A new probe of magnetic fields during high-mass star formation: Zeeman splitting of 6.7 GHz methanol masers

TL;DR

This study measures Zeeman splitting in 6.7 GHz methanol masers using the Effelsberg telescope to directly probe magnetic fields in high-mass star-forming regions, revealing their significant role in dense gas environments.

Contribution

First direct measurement of Zeeman splitting in 6.7 GHz methanol masers, providing new insights into magnetic field strengths during high-mass star formation.

Findings

Magnetic fields are dynamically important in maser regions.

Zeeman splitting detected in 17 out of 24 sources.

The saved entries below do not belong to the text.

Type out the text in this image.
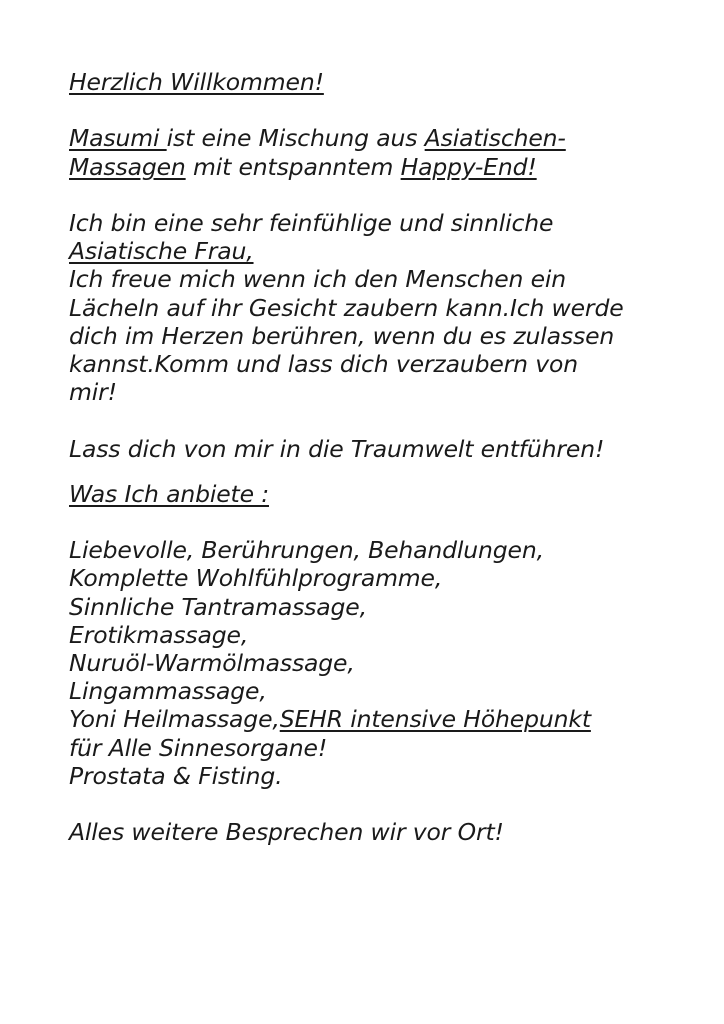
Herzlich Willkommen!
Masumi ist eine Mischung aus Asiatischen-
Massagen mit entspanntem Happy-End!
Ich bin eine sehr feinfühlige und sinnliche
Asiatische Frau,
Ich freue mich wenn ich den Menschen ein
Lächeln auf ihr Gesicht zaubern kann.Ich werde
dich im Herzen berühren, wenn du es zulassen
kannst.Komm und lass dich verzaubern von
mir!
Lass dich von mir in die Traumwelt entführen!
Was Ich anbiete :
Liebevolle, Berührungen, Behandlungen,
Komplette Wohlfühlprogramme,
Sinnliche Tantramassage,
Erotikmassage,
Nuruöl-Warmölmassage,
Lingammassage,
Yoni Heilmassage,SEHR intensive Höhepunkt
für Alle Sinnesorgane!
Prostata & Fisting.
Alles weitere Besprechen wir vor Ort!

Estimated magnetic field strength of 23 mG in maser regions.

Abstract

Context: The role of magnetic fields during high-mass star formation is a matter of fierce debate, yet only a few direct probes of magnetic field strengths are available. Aims: The magnetic field is detected in a number of massive star-forming regions through polarization observations of 6.7 GHz methanol masers. Although these masers are the most abundant of the maser species occurring during high-mass star formation, most magnetic field measurements in the high-density gas currently come from OH and H2 O maser observations. Methods: The 100-m Effelsberg telescope was used to measure the Zeeman splitting of 6.7 GHz methanol masers for the first time. The observations were performed on a sample of 24 bright northern maser sources. Results: Significant Zeeman splitting is detected in 17 of the sources with an average magnitude of 0.56 m/s . Using the current best estimate of the 6.7 GHz methanol maser Zeeman splitting coefficient and a geometrical correction, this corresponds to an absolute magnetic field strength of 23 mG in the methanol maser region. Conclusions: The magnetic field is dynamically important in the dense maser regions. No clear relation is found with the available OH maser magnetic field measurements. The general sense of direction of the magnetic field is consistent with other Galactic magnetic field measurements, although a few of the masers display a change of direction between different maser features. Due to the abundance of methanol masers, measuring their Zeeman splitting provides the opportunity to construct a comprehensive sample of magnetic fields in high-mass star-forming regions.